This is how Twitter was hacked - The Cryptonomist
Twitter has published an official update that explains the way it was hacked on July 15th.
It is a partial overview of what happened, using the information collected so far. Twitter promises to publish a detailed technical report at a later date, following investigations conducted by law enforcement, and after completing work to raise the level of security of the service.
The partial report confirms that it was a social engineering attack on a limited number of employees of the company, launched through telephone phishing. The attack allowed the attackers to gain access to both the platform’s internal network and the specific credentials of some employees thanks to which they had access to internal support tools.
Once they entered the internal systems, they obtained information about company processes and turned their focus to other employees with access to account support tools. Thanks to their credentials, they were able to access 130 accounts.
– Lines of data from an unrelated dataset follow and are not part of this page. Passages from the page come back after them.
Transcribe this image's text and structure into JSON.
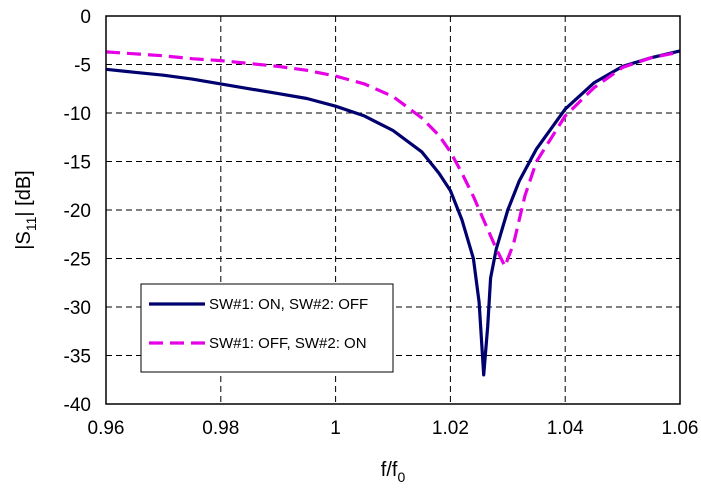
{
  "chart_data": {
    "type": "line",
    "xlabel": "f/f",
    "xlabel_sub": "0",
    "ylabel_prefix": "|S",
    "ylabel_sub": "11",
    "ylabel_suffix": "| [dB]",
    "xlim": [
      0.96,
      1.06
    ],
    "ylim": [
      -40,
      0
    ],
    "xticks": [
      0.96,
      0.98,
      1.0,
      1.02,
      1.04,
      1.06
    ],
    "xtick_labels": [
      "0.96",
      "0.98",
      "1",
      "1.02",
      "1.04",
      "1.06"
    ],
    "yticks": [
      0,
      -5,
      -10,
      -15,
      -20,
      -25,
      -30,
      -35,
      -40
    ],
    "ytick_labels": [
      "0",
      "-5",
      "-10",
      "-15",
      "-20",
      "-25",
      "-30",
      "-35",
      "-40"
    ],
    "grid": "dashed",
    "legend_position": "bottom-left",
    "series": [
      {
        "name": "SW#1: ON, SW#2: OFF",
        "color": "#00006e",
        "style": "solid",
        "x": [
          0.96,
          0.965,
          0.97,
          0.975,
          0.98,
          0.985,
          0.99,
          0.995,
          1.0,
          1.005,
          1.01,
          1.015,
          1.018,
          1.02,
          1.022,
          1.024,
          1.025,
          1.0258,
          1.0265,
          1.027,
          1.028,
          1.03,
          1.032,
          1.035,
          1.04,
          1.045,
          1.05,
          1.055,
          1.06
        ],
        "y": [
          -5.5,
          -5.8,
          -6.1,
          -6.5,
          -7.0,
          -7.5,
          -8.0,
          -8.5,
          -9.3,
          -10.3,
          -11.8,
          -14.0,
          -16.2,
          -18.0,
          -21.0,
          -25.0,
          -29.5,
          -37.0,
          -32.0,
          -27.0,
          -24.0,
          -20.0,
          -17.0,
          -13.7,
          -9.6,
          -6.9,
          -5.2,
          -4.3,
          -3.6
        ]
      },
      {
        "name": "SW#1: OFF, SW#2: ON",
        "color": "#e600e6",
        "style": "dashed",
        "x": [
          0.96,
          0.965,
          0.97,
          0.975,
          0.98,
          0.985,
          0.99,
          0.995,
          1.0,
          1.005,
          1.01,
          1.015,
          1.018,
          1.02,
          1.022,
          1.024,
          1.026,
          1.028,
          1.0295,
          1.031,
          1.033,
          1.035,
          1.04,
          1.045,
          1.05,
          1.055,
          1.06
        ],
        "y": [
          -3.7,
          -3.9,
          -4.1,
          -4.4,
          -4.6,
          -4.9,
          -5.2,
          -5.6,
          -6.2,
          -7.0,
          -8.3,
          -10.5,
          -12.3,
          -14.0,
          -16.2,
          -18.6,
          -21.3,
          -24.0,
          -25.8,
          -23.5,
          -18.5,
          -15.0,
          -10.3,
          -7.4,
          -5.3,
          -4.3,
          -3.7
        ]
      }
    ]
  }
}
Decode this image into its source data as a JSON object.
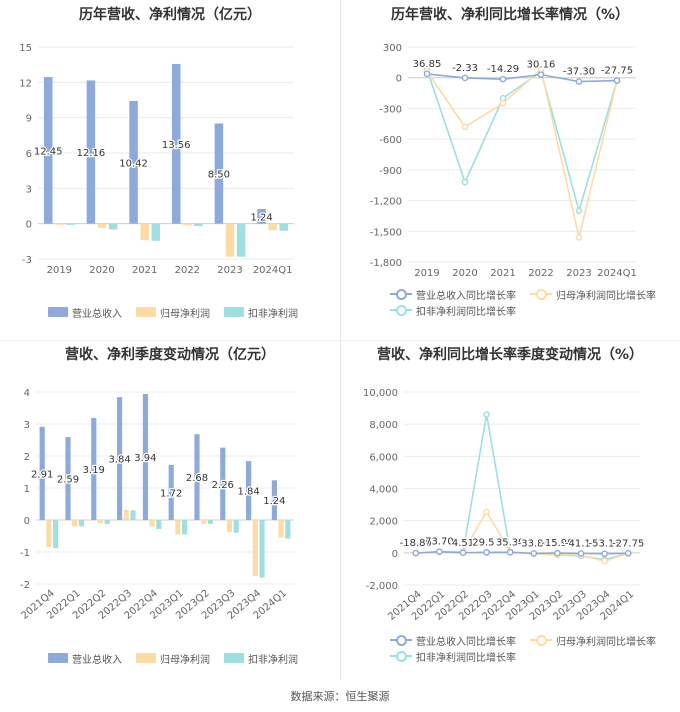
{
  "source_text": "数据来源：恒生聚源",
  "colors": {
    "revenue": "#8eaadc",
    "net_profit": "#fcdca4",
    "deducted_profit": "#9edfe1",
    "revenue_line": "#8eaadc",
    "net_line": "#fcdca4",
    "deducted_line": "#9edfe1"
  },
  "chart_data": [
    {
      "id": "annual_amounts",
      "type": "bar",
      "title": "历年营收、净利情况（亿元）",
      "categories": [
        "2019",
        "2020",
        "2021",
        "2022",
        "2023",
        "2024Q1"
      ],
      "yticks": [
        "15",
        "12",
        "9",
        "6",
        "3",
        "0",
        "-3"
      ],
      "ylim": [
        -3,
        15
      ],
      "series": [
        {
          "name": "营业总收入",
          "values": [
            12.45,
            12.16,
            10.42,
            13.56,
            8.5,
            1.24
          ],
          "labels": [
            "12.45",
            "12.16",
            "10.42",
            "13.56",
            "8.50",
            "1.24"
          ]
        },
        {
          "name": "归母净利润",
          "values": [
            -0.1,
            -0.35,
            -1.4,
            -0.15,
            -2.8,
            -0.55
          ]
        },
        {
          "name": "扣非净利润",
          "values": [
            -0.1,
            -0.5,
            -1.45,
            -0.2,
            -2.8,
            -0.6
          ]
        }
      ],
      "legend": "bottom"
    },
    {
      "id": "annual_growth",
      "type": "line",
      "title": "历年营收、净利同比增长率情况（%）",
      "categories": [
        "2019",
        "2020",
        "2021",
        "2022",
        "2023",
        "2024Q1"
      ],
      "yticks": [
        "300",
        "0",
        "-300",
        "-600",
        "-900",
        "-1,200",
        "-1,500",
        "-1,800"
      ],
      "ylim": [
        -1800,
        300
      ],
      "series": [
        {
          "name": "营业总收入同比增长率",
          "values": [
            36.85,
            -2.33,
            -14.29,
            30.16,
            -37.3,
            -27.75
          ],
          "labels": [
            "36.85",
            "-2.33",
            "-14.29",
            "30.16",
            "-37.30",
            "-27.75"
          ]
        },
        {
          "name": "归母净利润同比增长率",
          "values": [
            60,
            -480,
            -250,
            80,
            -1560,
            -30
          ]
        },
        {
          "name": "扣非净利润同比增长率",
          "values": [
            80,
            -1020,
            -200,
            60,
            -1300,
            -30
          ]
        }
      ],
      "legend": "bottom"
    },
    {
      "id": "quarterly_amounts",
      "type": "bar",
      "title": "营收、净利季度变动情况（亿元）",
      "categories": [
        "2021Q4",
        "2022Q1",
        "2022Q2",
        "2022Q3",
        "2022Q4",
        "2023Q1",
        "2023Q2",
        "2023Q3",
        "2023Q4",
        "2024Q1"
      ],
      "yticks": [
        "4",
        "3",
        "2",
        "1",
        "0",
        "-1",
        "-2"
      ],
      "ylim": [
        -2,
        4
      ],
      "series": [
        {
          "name": "营业总收入",
          "values": [
            2.91,
            2.59,
            3.19,
            3.84,
            3.94,
            1.72,
            2.68,
            2.26,
            1.84,
            1.24
          ],
          "labels": [
            "2.91",
            "2.59",
            "3.19",
            "3.84",
            "3.94",
            "1.72",
            "2.68",
            "2.26",
            "1.84",
            "1.24"
          ]
        },
        {
          "name": "归母净利润",
          "values": [
            -0.85,
            -0.2,
            -0.1,
            0.32,
            -0.2,
            -0.45,
            -0.12,
            -0.38,
            -1.75,
            -0.55
          ]
        },
        {
          "name": "扣非净利润",
          "values": [
            -0.88,
            -0.2,
            -0.12,
            0.3,
            -0.28,
            -0.45,
            -0.12,
            -0.4,
            -1.8,
            -0.58
          ]
        }
      ],
      "legend": "bottom"
    },
    {
      "id": "quarterly_growth",
      "type": "line",
      "title": "营收、净利同比增长率季度变动情况（%）",
      "categories": [
        "2021Q4",
        "2022Q1",
        "2022Q2",
        "2022Q3",
        "2022Q4",
        "2023Q1",
        "2023Q2",
        "2023Q3",
        "2023Q4",
        "2024Q1"
      ],
      "yticks": [
        "10,000",
        "8,000",
        "6,000",
        "4,000",
        "2,000",
        "0",
        "-2,000"
      ],
      "ylim": [
        -2000,
        10000
      ],
      "series": [
        {
          "name": "营业总收入同比增长率",
          "values": [
            -18.89,
            73.7,
            4.51,
            29.51,
            35.39,
            -33.84,
            -15.9,
            -41.16,
            -53.16,
            -27.75
          ],
          "labels": [
            "-18.89",
            "73.70",
            "4.51",
            "29.51",
            "35.39",
            "-33.84",
            "-15.90",
            "-41.16",
            "-53.16",
            "-27.75"
          ]
        },
        {
          "name": "归母净利润同比增长率",
          "values": [
            -20,
            60,
            50,
            2550,
            60,
            -60,
            -100,
            -150,
            -520,
            -30
          ]
        },
        {
          "name": "扣非净利润同比增长率",
          "values": [
            -20,
            80,
            60,
            8600,
            60,
            -60,
            -120,
            -200,
            -420,
            -30
          ]
        }
      ],
      "legend": "bottom"
    }
  ]
}
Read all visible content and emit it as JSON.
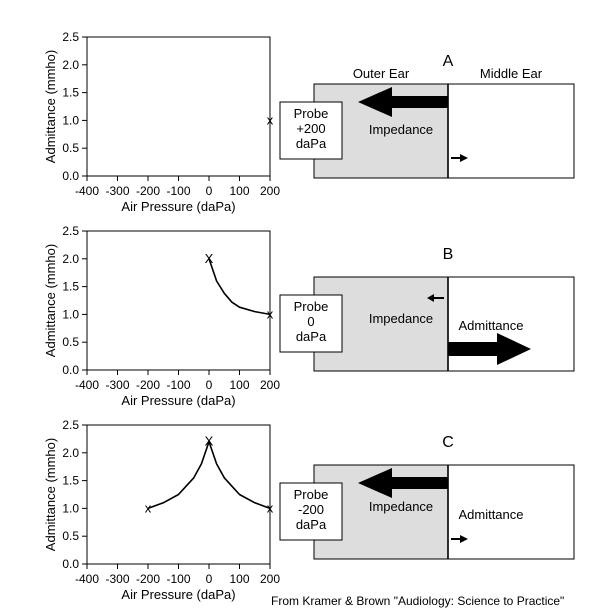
{
  "chart_data": [
    {
      "type": "line",
      "xlabel": "Air Pressure (daPa)",
      "ylabel": "Admittance (mmho)",
      "xlim": [
        -400,
        200
      ],
      "ylim": [
        0.0,
        2.5
      ],
      "x_ticks": [
        "-400",
        "-300",
        "-200",
        "-100",
        "0",
        "100",
        "200"
      ],
      "y_ticks": [
        "0.0",
        "0.5",
        "1.0",
        "1.5",
        "2.0",
        "2.5"
      ],
      "series": [
        {
          "x": [],
          "y": []
        }
      ],
      "markers": [
        {
          "label": "x",
          "x": 200,
          "y": 1.0
        }
      ]
    },
    {
      "type": "line",
      "xlabel": "Air Pressure (daPa)",
      "ylabel": "Admittance (mmho)",
      "xlim": [
        -400,
        200
      ],
      "ylim": [
        0.0,
        2.5
      ],
      "x_ticks": [
        "-400",
        "-300",
        "-200",
        "-100",
        "0",
        "100",
        "200"
      ],
      "y_ticks": [
        "0.0",
        "0.5",
        "1.0",
        "1.5",
        "2.0",
        "2.5"
      ],
      "series": [
        {
          "x": [
            0,
            25,
            50,
            75,
            100,
            150,
            200
          ],
          "y": [
            2.0,
            1.6,
            1.38,
            1.22,
            1.13,
            1.05,
            1.0
          ]
        }
      ],
      "markers": [
        {
          "label": "X",
          "x": 0,
          "y": 2.0
        },
        {
          "label": "x",
          "x": 200,
          "y": 1.0
        }
      ]
    },
    {
      "type": "line",
      "xlabel": "Air Pressure (daPa)",
      "ylabel": "Admittance (mmho)",
      "xlim": [
        -400,
        200
      ],
      "ylim": [
        0.0,
        2.5
      ],
      "x_ticks": [
        "-400",
        "-300",
        "-200",
        "-100",
        "0",
        "100",
        "200"
      ],
      "y_ticks": [
        "0.0",
        "0.5",
        "1.0",
        "1.5",
        "2.0",
        "2.5"
      ],
      "series": [
        {
          "x": [
            -200,
            -150,
            -100,
            -75,
            -50,
            -25,
            0,
            25,
            50,
            75,
            100,
            150,
            200
          ],
          "y": [
            1.0,
            1.1,
            1.25,
            1.4,
            1.55,
            1.8,
            2.2,
            1.8,
            1.55,
            1.4,
            1.25,
            1.1,
            1.0
          ]
        }
      ],
      "markers": [
        {
          "label": "x",
          "x": -200,
          "y": 1.0
        },
        {
          "label": "X",
          "x": 0,
          "y": 2.2
        },
        {
          "label": "x",
          "x": 200,
          "y": 1.0
        }
      ]
    }
  ],
  "diagrams": [
    {
      "letter": "A",
      "outer_label": "Outer Ear",
      "middle_label": "Middle Ear",
      "probe_lines": [
        "Probe",
        "+200",
        "daPa"
      ],
      "impedance_label": "Impedance",
      "admittance_label": "",
      "impedance_arrow": "large",
      "admittance_arrow": "small"
    },
    {
      "letter": "B",
      "outer_label": "",
      "middle_label": "",
      "probe_lines": [
        "Probe",
        "0",
        "daPa"
      ],
      "impedance_label": "Impedance",
      "admittance_label": "Admittance",
      "impedance_arrow": "small",
      "admittance_arrow": "large"
    },
    {
      "letter": "C",
      "outer_label": "",
      "middle_label": "",
      "probe_lines": [
        "Probe",
        "-200",
        "daPa"
      ],
      "impedance_label": "Impedance",
      "admittance_label": "Admittance",
      "impedance_arrow": "large",
      "admittance_arrow": "small"
    }
  ],
  "credit": "From Kramer & Brown \"Audiology: Science to Practice\"",
  "colors": {
    "outer_ear_fill": "#dddddd",
    "middle_ear_fill": "#ffffff",
    "ink": "#000000"
  }
}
Therefore, this was an issue related to the security of employee access levels.
With a team spread around the world to offer account support services, employees use proprietary tools to assist users and review content according to platform rules.
Access to these tools is strictly limited, but the attack was based on an organized attempt to trick some employees and exploit their vulnerabilities to gain access to internal systems.
In other words, the vulnerable link in the security system has been, as is often the case, the human one
Twitter hacked, how the platform is intervening
The company now claims to have significantly limited access to internal tools and systems, and as a result, some features are limited. This will result in slower responses to support requests, reported tweets and applications.
For the time being, it is not known when all functionalities will be fully restored.
Twitter also says they are improving methods to detect and prevent inappropriate access to internal systems and to prioritize the safe work of their teams. In addition, training drills will continue to be organized at the corporate level to learn how to defend against phishing.
Due in part to the Coronavirus emergency, Twitter, and many other companies, are in fact constrained to rely more and more on remote working, the so-called smart working, and this implies the use of internal tools that can be accessed remotely.
Therefore, the problem suffered by this platform due to this hack could happen again.